The End of the Wasp Season: A Novel (Alex Morrow)
“An accomplished, complex, and absolutely compelling psychological crime novel, The End of the Wasp Season is expertly paced with just the right amount of grisliness to make it disturbingly authentic. Ms. Mina’s characters are deliciously creepy and memorable, but it’s the addictive darkness of her raconteur’s prose that makes this one of the few must-have, must-read crime books of the year. Not for nothing has she been called the queen of Scottish crime writing. This is another gem to be added to her crown.”
“Her mind slid softly into the dark warm. A sudden crack of floorboard at the bottom of the stairs. Her eyes snapped open. She raised her head from the pillow, the better to hear. A shoe scuffing over carpet, amplified by the stairwell and a hissed two-word instruction. A high voice. A woman’s voice. ‘Go on.’”
The intense beginning to The End of the Wasp Season by Denise Mina begins with a young woman discovering she is not alone in her home. . . .
When a notorious millionaire banker, Lars Anderson, hangs himself from the old oak tree on the lawn of their stately home in Kent, his death attracts little or no sympathy. No doubt much of this apathy is due to the fact that he was responsible for the loss of many livelihoods in the recession.
Meanwhile, in a wealthy suburb of Glasgow, a young woman, Sarah Erroll is found savagely murdered. The community is stunned by what appears to be a vicious, random attack. Heavily pregnant with desperately wanted twins, DS Alex Morrow— first introduced to us in the critically acclaimed, Still Midnight—is called in to investigate and soon discovers that there is more to Sarah’s horrific murder than it first seems, and that a tangled web of lies lurks behind the murder. It’s a web that will eventually spiral through Alex’s own home, the local community, and ultimately right back to a swinging rope, hundreds of miles away.
On the other side of town, young Thomas Anderson is called into the headmaster’s office at his boarding school to be told that his tyrannical father, Lars, has committed suicide. Thomas returns to the family home to find his mother and sister in a state of numb shock. The head of the household is dead, yet their initial reaction is not that of grief, but relief. Was Lars the monster they all thought him to be? Or was there something else, something more sinister behind the death?

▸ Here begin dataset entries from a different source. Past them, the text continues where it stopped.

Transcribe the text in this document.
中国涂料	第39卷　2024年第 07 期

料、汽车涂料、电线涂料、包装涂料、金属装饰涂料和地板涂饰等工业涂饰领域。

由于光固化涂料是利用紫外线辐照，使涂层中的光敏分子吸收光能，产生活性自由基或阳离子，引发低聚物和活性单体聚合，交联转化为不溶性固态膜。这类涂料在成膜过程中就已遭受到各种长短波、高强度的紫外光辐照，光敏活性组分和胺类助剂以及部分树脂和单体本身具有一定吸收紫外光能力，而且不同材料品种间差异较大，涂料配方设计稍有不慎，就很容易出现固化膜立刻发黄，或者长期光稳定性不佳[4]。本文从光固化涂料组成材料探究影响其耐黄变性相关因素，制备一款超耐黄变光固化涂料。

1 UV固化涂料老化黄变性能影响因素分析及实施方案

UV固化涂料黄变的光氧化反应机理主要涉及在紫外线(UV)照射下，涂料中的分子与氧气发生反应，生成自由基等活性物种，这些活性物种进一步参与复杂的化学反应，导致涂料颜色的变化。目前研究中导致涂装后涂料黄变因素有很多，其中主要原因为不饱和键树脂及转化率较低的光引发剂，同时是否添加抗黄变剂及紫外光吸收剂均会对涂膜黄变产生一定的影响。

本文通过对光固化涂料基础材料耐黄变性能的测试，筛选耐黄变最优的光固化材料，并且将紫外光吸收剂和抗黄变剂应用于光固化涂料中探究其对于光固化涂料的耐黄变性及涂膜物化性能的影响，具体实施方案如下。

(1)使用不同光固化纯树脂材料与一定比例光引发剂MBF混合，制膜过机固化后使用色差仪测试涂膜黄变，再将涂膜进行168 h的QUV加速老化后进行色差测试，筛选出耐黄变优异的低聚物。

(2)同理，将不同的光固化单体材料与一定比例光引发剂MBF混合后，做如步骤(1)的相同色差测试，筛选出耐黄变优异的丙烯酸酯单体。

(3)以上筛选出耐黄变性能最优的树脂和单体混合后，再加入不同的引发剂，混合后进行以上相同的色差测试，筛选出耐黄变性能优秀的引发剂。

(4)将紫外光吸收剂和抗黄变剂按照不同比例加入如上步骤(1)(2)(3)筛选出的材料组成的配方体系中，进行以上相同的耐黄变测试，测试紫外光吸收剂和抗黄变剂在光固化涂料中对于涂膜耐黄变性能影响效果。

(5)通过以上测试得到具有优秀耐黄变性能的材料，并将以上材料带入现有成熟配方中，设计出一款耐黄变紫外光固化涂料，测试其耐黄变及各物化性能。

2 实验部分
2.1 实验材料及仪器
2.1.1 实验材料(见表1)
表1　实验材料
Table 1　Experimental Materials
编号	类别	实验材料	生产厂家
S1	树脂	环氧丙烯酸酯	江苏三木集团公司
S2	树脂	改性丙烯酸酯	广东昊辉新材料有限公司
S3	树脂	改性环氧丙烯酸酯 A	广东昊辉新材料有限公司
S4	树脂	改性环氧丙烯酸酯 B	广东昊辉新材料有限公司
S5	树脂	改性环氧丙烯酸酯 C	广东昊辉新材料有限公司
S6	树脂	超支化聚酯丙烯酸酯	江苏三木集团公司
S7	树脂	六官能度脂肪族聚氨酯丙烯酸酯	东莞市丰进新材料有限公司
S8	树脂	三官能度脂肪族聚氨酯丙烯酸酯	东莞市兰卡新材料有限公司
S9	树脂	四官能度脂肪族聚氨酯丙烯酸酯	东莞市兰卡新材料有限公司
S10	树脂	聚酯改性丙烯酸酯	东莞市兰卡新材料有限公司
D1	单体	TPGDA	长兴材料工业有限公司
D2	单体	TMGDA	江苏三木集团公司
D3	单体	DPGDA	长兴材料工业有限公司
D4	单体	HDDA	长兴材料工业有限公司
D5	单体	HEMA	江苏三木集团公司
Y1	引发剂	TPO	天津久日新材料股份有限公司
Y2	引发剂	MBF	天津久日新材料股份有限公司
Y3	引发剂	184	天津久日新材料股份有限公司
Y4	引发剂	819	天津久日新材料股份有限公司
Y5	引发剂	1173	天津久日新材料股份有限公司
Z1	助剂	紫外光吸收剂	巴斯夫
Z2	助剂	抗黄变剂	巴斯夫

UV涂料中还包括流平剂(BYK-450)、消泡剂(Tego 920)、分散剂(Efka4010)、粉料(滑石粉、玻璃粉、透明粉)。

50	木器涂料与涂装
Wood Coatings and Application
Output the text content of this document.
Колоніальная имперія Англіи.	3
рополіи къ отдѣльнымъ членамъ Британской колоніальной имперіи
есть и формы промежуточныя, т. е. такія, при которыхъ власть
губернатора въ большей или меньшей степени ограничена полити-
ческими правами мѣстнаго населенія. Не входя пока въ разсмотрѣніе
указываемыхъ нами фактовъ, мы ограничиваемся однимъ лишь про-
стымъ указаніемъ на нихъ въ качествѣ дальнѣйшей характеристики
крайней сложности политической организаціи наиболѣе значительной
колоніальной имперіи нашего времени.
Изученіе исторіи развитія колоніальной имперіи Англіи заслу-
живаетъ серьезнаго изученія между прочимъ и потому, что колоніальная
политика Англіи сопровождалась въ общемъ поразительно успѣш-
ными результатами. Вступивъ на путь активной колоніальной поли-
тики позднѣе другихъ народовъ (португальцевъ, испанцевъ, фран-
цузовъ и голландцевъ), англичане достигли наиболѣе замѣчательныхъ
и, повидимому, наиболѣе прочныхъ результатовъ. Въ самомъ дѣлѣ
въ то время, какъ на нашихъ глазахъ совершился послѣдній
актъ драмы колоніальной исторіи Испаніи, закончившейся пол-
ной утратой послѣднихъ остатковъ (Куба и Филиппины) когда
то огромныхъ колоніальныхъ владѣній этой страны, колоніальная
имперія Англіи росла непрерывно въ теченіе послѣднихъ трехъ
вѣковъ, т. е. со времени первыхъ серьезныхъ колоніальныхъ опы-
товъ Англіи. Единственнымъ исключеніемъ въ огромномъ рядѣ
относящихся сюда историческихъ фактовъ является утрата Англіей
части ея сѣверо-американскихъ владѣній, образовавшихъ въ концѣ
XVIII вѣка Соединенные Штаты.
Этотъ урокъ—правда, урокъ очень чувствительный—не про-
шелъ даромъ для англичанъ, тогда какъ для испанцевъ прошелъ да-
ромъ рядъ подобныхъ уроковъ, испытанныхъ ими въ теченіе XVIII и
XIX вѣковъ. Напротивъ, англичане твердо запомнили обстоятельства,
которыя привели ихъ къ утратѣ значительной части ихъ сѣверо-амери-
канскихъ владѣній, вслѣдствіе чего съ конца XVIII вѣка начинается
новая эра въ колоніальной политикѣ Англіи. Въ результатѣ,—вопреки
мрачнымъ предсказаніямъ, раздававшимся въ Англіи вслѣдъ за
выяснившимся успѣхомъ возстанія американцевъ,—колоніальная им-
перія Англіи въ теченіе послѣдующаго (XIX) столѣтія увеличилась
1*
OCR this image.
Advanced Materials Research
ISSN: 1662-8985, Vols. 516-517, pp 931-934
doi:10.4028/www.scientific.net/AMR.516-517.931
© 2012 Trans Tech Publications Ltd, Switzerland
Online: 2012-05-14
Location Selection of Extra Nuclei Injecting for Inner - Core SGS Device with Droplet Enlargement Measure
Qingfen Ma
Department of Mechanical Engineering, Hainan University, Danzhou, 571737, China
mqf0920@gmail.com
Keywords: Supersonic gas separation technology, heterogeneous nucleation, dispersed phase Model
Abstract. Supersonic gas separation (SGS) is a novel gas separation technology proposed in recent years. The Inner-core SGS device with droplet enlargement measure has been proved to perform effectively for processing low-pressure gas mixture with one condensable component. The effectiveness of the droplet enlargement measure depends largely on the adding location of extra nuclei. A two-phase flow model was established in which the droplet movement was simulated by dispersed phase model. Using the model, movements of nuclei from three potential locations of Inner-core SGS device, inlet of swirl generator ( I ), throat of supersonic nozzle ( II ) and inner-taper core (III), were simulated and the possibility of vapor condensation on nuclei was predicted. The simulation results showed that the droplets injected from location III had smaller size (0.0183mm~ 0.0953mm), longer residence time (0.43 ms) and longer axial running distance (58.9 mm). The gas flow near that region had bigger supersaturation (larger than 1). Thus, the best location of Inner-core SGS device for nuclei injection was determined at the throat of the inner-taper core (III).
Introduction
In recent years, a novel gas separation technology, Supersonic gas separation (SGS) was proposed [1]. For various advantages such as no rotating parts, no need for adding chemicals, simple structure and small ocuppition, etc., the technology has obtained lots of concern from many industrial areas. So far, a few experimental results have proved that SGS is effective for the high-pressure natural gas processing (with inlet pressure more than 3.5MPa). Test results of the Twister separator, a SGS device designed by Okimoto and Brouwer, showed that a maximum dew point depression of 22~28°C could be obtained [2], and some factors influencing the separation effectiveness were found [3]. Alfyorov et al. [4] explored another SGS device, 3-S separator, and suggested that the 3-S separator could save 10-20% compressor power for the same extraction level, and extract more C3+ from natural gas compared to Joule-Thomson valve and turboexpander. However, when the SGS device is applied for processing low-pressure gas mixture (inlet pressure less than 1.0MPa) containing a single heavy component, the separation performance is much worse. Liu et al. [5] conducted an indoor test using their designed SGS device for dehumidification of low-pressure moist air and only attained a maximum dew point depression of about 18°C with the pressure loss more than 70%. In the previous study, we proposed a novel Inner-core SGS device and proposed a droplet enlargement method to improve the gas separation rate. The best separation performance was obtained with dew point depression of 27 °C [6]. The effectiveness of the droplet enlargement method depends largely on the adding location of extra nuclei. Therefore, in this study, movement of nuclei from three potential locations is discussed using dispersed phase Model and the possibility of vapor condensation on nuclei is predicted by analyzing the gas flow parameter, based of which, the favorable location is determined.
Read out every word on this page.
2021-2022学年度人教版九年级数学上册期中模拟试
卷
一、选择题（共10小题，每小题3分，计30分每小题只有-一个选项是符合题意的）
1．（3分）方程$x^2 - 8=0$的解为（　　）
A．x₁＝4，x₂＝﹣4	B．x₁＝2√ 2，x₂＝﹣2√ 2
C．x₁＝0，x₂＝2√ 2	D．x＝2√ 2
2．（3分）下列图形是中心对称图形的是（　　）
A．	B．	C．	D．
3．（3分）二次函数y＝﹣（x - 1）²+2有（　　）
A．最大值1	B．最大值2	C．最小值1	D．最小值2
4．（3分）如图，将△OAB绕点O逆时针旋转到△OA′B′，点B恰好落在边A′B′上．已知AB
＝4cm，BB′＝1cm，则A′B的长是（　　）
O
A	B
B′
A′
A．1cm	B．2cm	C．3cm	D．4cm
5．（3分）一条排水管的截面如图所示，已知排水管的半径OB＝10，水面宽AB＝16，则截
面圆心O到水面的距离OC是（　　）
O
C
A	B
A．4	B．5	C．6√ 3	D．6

As Alex slowly unravels the connections between the two cases, she faces her greatest challenge yet as her work and home life collides with potentially disastrous consequences.
A pregnant investigator due to have twins is as rare as hair on Kojak’s head, but this is just one of the enjoyable oddities sprinkled throughout the story, which is more of a whydunnit than a whodunit.
An accomplished, complex, and absolutely compelling psychological crime novel, The End of the Wasp Season is expertly paced with just the right amount of grisliness to make it disturbingly authentic.
Ms. Mina’s characters are deliciously creepy and memorable, but it’s the addictive darkness of her raconteur’s prose that makes this one of the few must-have, must-read crime books of the year. Not for nothing has she been called the queen of Scottish crime writing. This is another gem to be added to her crown.